Crônicas da maternidade por Ívina Salviano
Ele não quer dormir. Está visivelmente esgotado, mas resiste a todo custo.
Vamos para o quarto, ele se debate, grita, chora, diz que não vai dormir de jeito nenhum.
Tento outra abordagem:
– Filho, sabe quando a gente usa o celular e ele descarrega? Para usar de novo a gente recarrega, certo? Pessoas também tem um tempo para ficar ligadas, dormir é como recarregar as baterias.
Ele continua sentado na cama de braços cruzados.
Conto sobre hormônios de crescimento que são liberados durante o sono, faço cosquinhas nas pernas mostrando os ossos crescendo.
Ele ri.
Sinto o clima menos tenso.
Falo sobre uma sala bagunçada com brinquedos misturados e a dificuldade de encontrarmos o que queremos. Explico que nossos pensamentos estão assim de noite, bagunçados e fora de ordem. Por isso ficamos impacientes e por isso precisamos dormir para o cérebro colocar tudo em ordem.

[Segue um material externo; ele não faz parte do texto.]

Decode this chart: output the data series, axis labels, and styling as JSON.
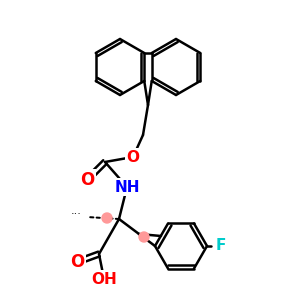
{
  "background": "#ffffff",
  "bond_color": "#000000",
  "bond_width": 1.8,
  "atom_colors": {
    "O": "#ff0000",
    "N": "#0000ff",
    "F": "#00cccc",
    "C": "#000000"
  },
  "font_size": 11,
  "stereo_dot_color": "#ff9999"
}
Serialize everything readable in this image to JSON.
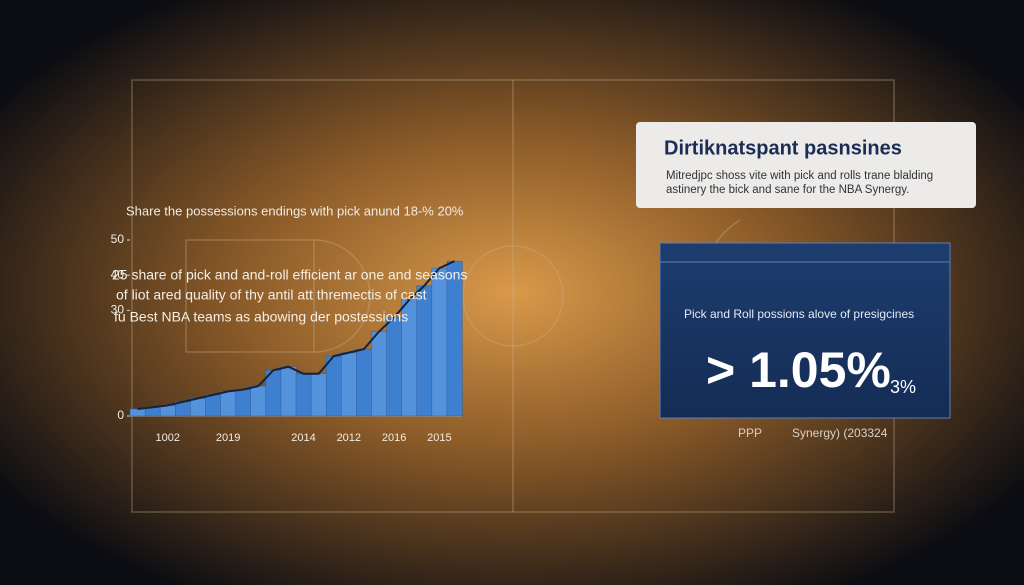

– Sim, eu sei isso. Dentro do cérebro, do lado de cá tem um monte de gavetas onde a gente separa os pensamentos: de ideias, de alegrias, de coisas que a gente aprende. E tem também aqui na frente oh, bem aqui – mostra a fronte com as mãos – um lugar onde tem um buraco bem preto. Lá a gente joga as coisas que não quer guardar mais. As tristezas, as vezes que a gente fica bravo e grita… tudo o que não presta vai para esse buraco… – e a conversa continua com ele descrevendo em detalhes cada compartimento.
A essa altura, já está deitado e aninhado nos meus braços.
– Pipe, tem uma coisa que não pode ir pra esse buraco do esquecimento nunca. É a certeza de que a mamãe te ama.
– Eu sei disso. Que você me ama e que a vovó diz que eu sou o favorito dela (ela diz isso aos dois todas as noites).
– Ok. Então escolha uma gaveta bem especial no seu cérebro, desenhe um coração nela e guarde lá dentro essa certeza. Mamãe te ama para sempre.
– Pode deixar mamãe. Isso nunca vai para o buraco – diz o menino em meio a um longo bocejo.
Dormiu embalado pela cantiga que minha mãe usava para me ninar.
E eu vou dormir pensando nas gavetas mais importantes do meu cérebro. Há verdades que não posso esquecer nunca. Nunquinha.
Uma delas é caminhar No passo dos meninos com mais amor e menos pressa.